PR1P — Preclinical research guide.
PR1P is a 12-amino-acid peptide derived from Prominin-1 that stabilises and boosts VEGF (vascular endothelial growth factor) signalling. In preclinical mouse models it reduced alveolar cell death in emphysema and, separately, reduced neutrophil-driven lung inflammation in acute lung injury.
- 12-amino-acid peptide derived from a VEGF-binding region of Prominin-1, designed to bind VEGF and boost its receptor signalling.
- Protects VEGF from degradation by inflammatory proteases (elastase, plasmin), preventing formation of pro-inflammatory VEGF fragments.
- In mouse emphysema models, inhaled PR1P reduced alveolar epithelial apoptosis and elastase-driven tissue destruction.
- Separately reduced neutrophil migration and inflammatory cytokines in murine acute lung injury models (LPS, bleomycin and acid-induced).
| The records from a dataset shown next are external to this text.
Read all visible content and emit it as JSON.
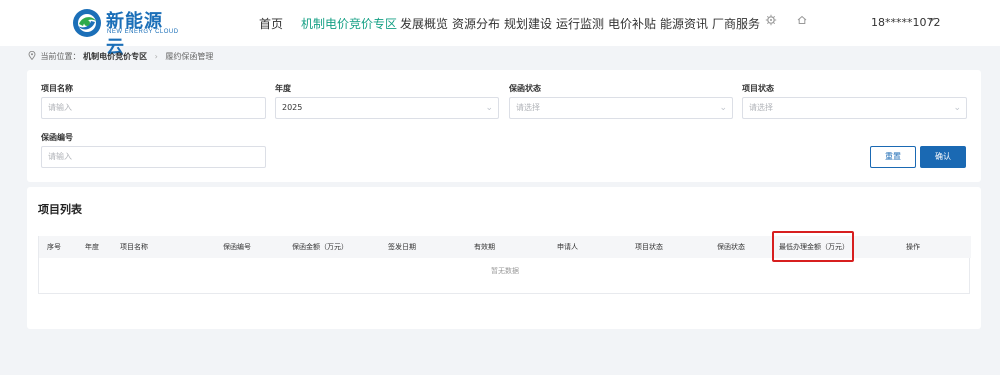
{
  "brand": {
    "name_cn": "新能源云",
    "name_en": "NEW ENERGY CLOUD"
  },
  "nav": {
    "items": [
      {
        "label": "首页"
      },
      {
        "label": "机制电价竞价专区",
        "active": true
      },
      {
        "label": "发展概览"
      },
      {
        "label": "资源分布"
      },
      {
        "label": "规划建设"
      },
      {
        "label": "运行监测"
      },
      {
        "label": "电价补贴"
      },
      {
        "label": "能源资讯"
      },
      {
        "label": "厂商服务"
      }
    ],
    "icons": [
      "settings-icon",
      "home-icon"
    ],
    "user": "18*****1072"
  },
  "breadcrumb": {
    "prefix": "当前位置：",
    "section": "机制电价竞价专区",
    "current": "履约保函管理"
  },
  "filters": {
    "project_name": {
      "label": "项目名称",
      "placeholder": "请输入"
    },
    "year": {
      "label": "年度",
      "value": "2025"
    },
    "guarantee_status": {
      "label": "保函状态",
      "placeholder": "请选择"
    },
    "project_status": {
      "label": "项目状态",
      "placeholder": "请选择"
    },
    "guarantee_no": {
      "label": "保函编号",
      "placeholder": "请输入"
    },
    "reset_label": "重置",
    "confirm_label": "确认"
  },
  "list": {
    "title": "项目列表",
    "columns": [
      "序号",
      "年度",
      "项目名称",
      "保函编号",
      "保函金额（万元）",
      "签发日期",
      "有效期",
      "申请人",
      "项目状态",
      "保函状态",
      "最低办理金额（万元）",
      "操作"
    ],
    "rows": [],
    "empty_text": "暂无数据"
  },
  "colors": {
    "primary": "#1a69b3",
    "nav_active": "#16a085",
    "highlight_border": "#d71f1f"
  }
}
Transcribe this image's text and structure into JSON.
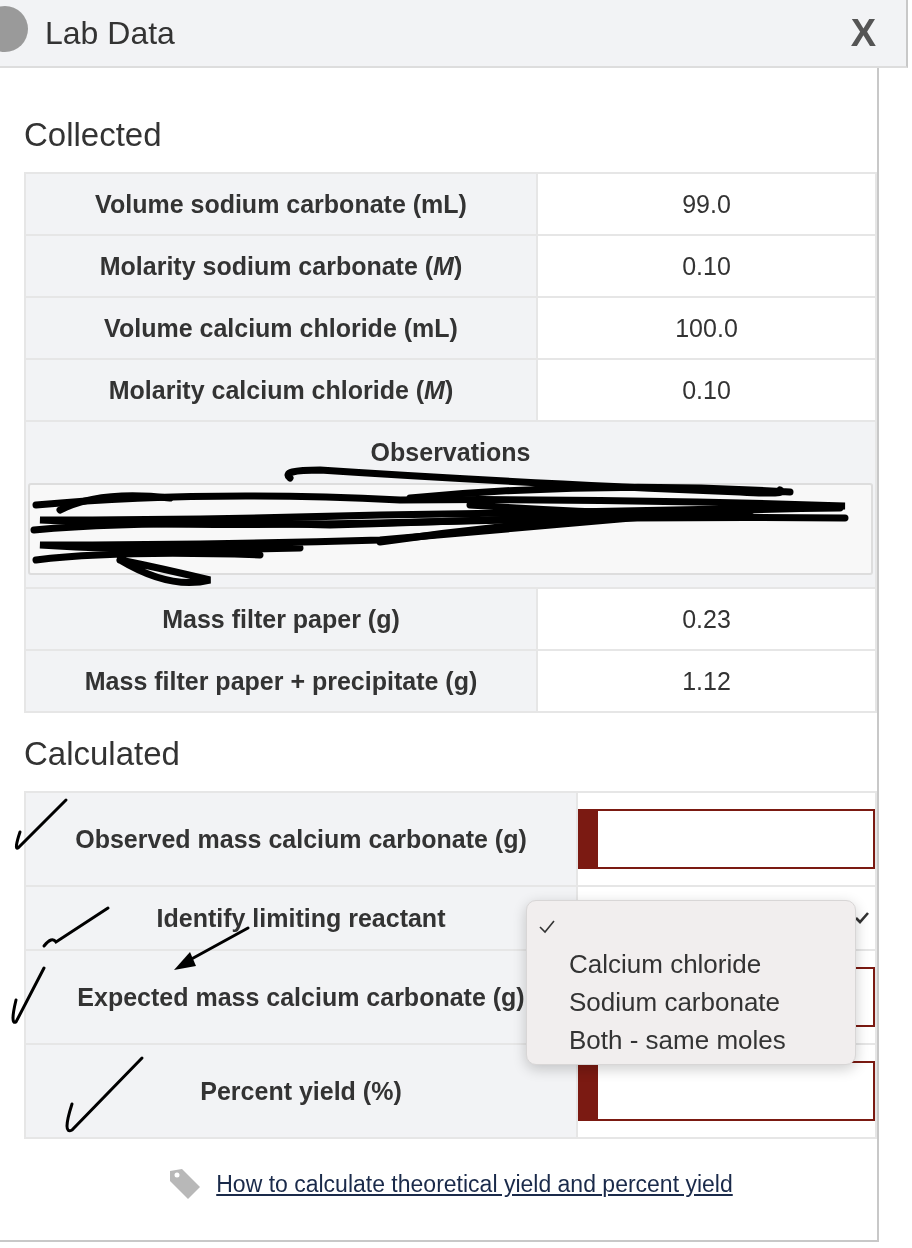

- Preclinical only — no human trials conducted; not manufactured or sold as a research or clinical compound.
What is PR1P?
PR1P (Prominin-1-Derived Peptide) is a synthetic 12-amino-acid peptide engineered from a VEGF-binding region on the second extracellular domain of Prominin-1, a five-transmembrane glycoprotein with angiogenic properties. It was designed by researchers to bind vascular endothelial growth factor (VEGF) directly and increase its binding to VEGF receptor-2 (VEGFR2) on endothelial and epithelial cells, amplifying a survival signalling pathway that is disrupted in several lung diseases.
How does it work?
Emphysema and related lung diseases are associated with dysregulated VEGF signalling and increased programmed cell death (apoptosis) of the cells lining the alveoli. PR1P binds VEGF within its heparin-binding domain, which does two things: it increases VEGF's binding to VEGFR2 (upregulating the survival signal), and it physically shields VEGF from being cut apart by inflammatory proteases such as elastase and plasmin. That second effect matters because the resulting VEGF fragments are themselves pro-inflammatory — they act as chemical signals that draw neutrophils into the lung, so protecting VEGF from fragmentation also reduces neutrophil-driven inflammation.
What does the research show?
In cultured human bronchial and alveolar epithelial cells, PR1P reduced cigarette-smoke-extract-induced apoptosis. In elastase-induced mouse models of emphysema, inhaled PR1P reduced alveolar destruction and improved measures of lung tissue integrity. In a separate line of experiments, inhaled PR1P reduced neutrophil migration into the airways and lowered inflammatory cytokines (TNF-α, IL-1β, IL-6) across three different murine acute-lung-injury models (LPS, bleomycin, and acid-induced injury). All of this evidence is preclinical — cell culture and animal models — and no human trials of PR1P have been reported.
Is PR1P available for research or purchase?
No. PR1P remains an academic research tool rather than a commercial or clinical compound. It has no assigned CAS number, is not produced by peptide manufacturers, and there is no legitimate supply chain — EU or otherwise — offering it for sale. PeptideCompare documents it here because the underlying VEGF-stabilisation mechanism is a notable direction in lung-disease research, not because it can be sourced.